His vocal concerns go beyond the visiting players. Tony is not afraid to lend his two cents to the referees, especially if he thinks they are constantly missing calls. “It’s all in good clean fun. Most of the referees know me and put up with my antics.” Tony recalls being ejected from a game once or twice. “That’s been a long time ago. All the referees know me now, and we get along just fine.”
Behind his dark exterior and solitary nature lies a Tony most probably don’t know. “Obviously the family does a lot for the school and we have a few charities we’re involved in.” Tony’s compassion goes even further. “I do a good bit with Special Olympics. I’ve got a good buddy I spend time with several times a week. We go bowling on Wednesdays, and have dinner at Hachiya after. My family and I don’t publicize things such as those things, because we don’t want the attention. We’ve been blessed and we just want to give back.”

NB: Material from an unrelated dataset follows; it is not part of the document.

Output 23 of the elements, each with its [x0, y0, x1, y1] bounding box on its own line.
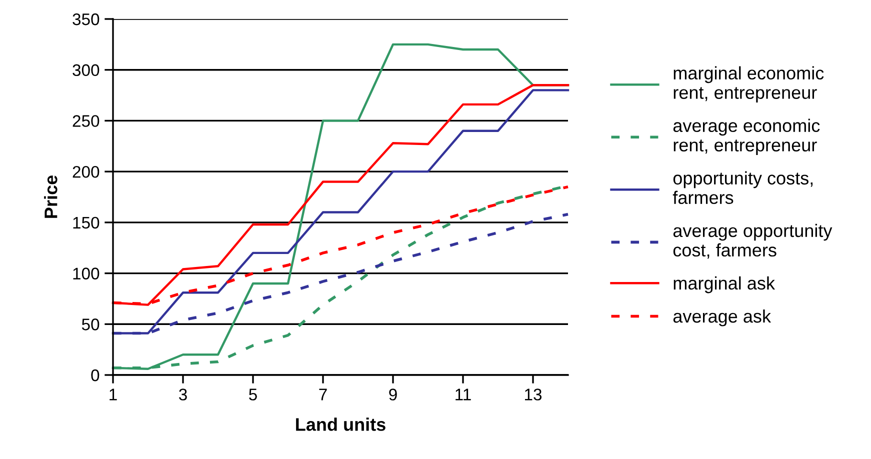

For those who only judge Tony Gianoukos by his animated courtside manner, they are underestimating the man in black completely. Outside TD Arena, and away from College of Charleston men’s basketball he is a mild mannered gentleman who often goes out of his way to take care of others, and as I have witnessed he has many friends in the community. The low country and Holy City Sinner salutes Tony G. and the Gianoukos family for their commitment to the College of Charleston men’s basketball program, the school, family, and their vow to make a difference in the community. Thank you Tony, for all you do, you represent the Holy City in a positive light. He appropriately adds, “Go Cougars!’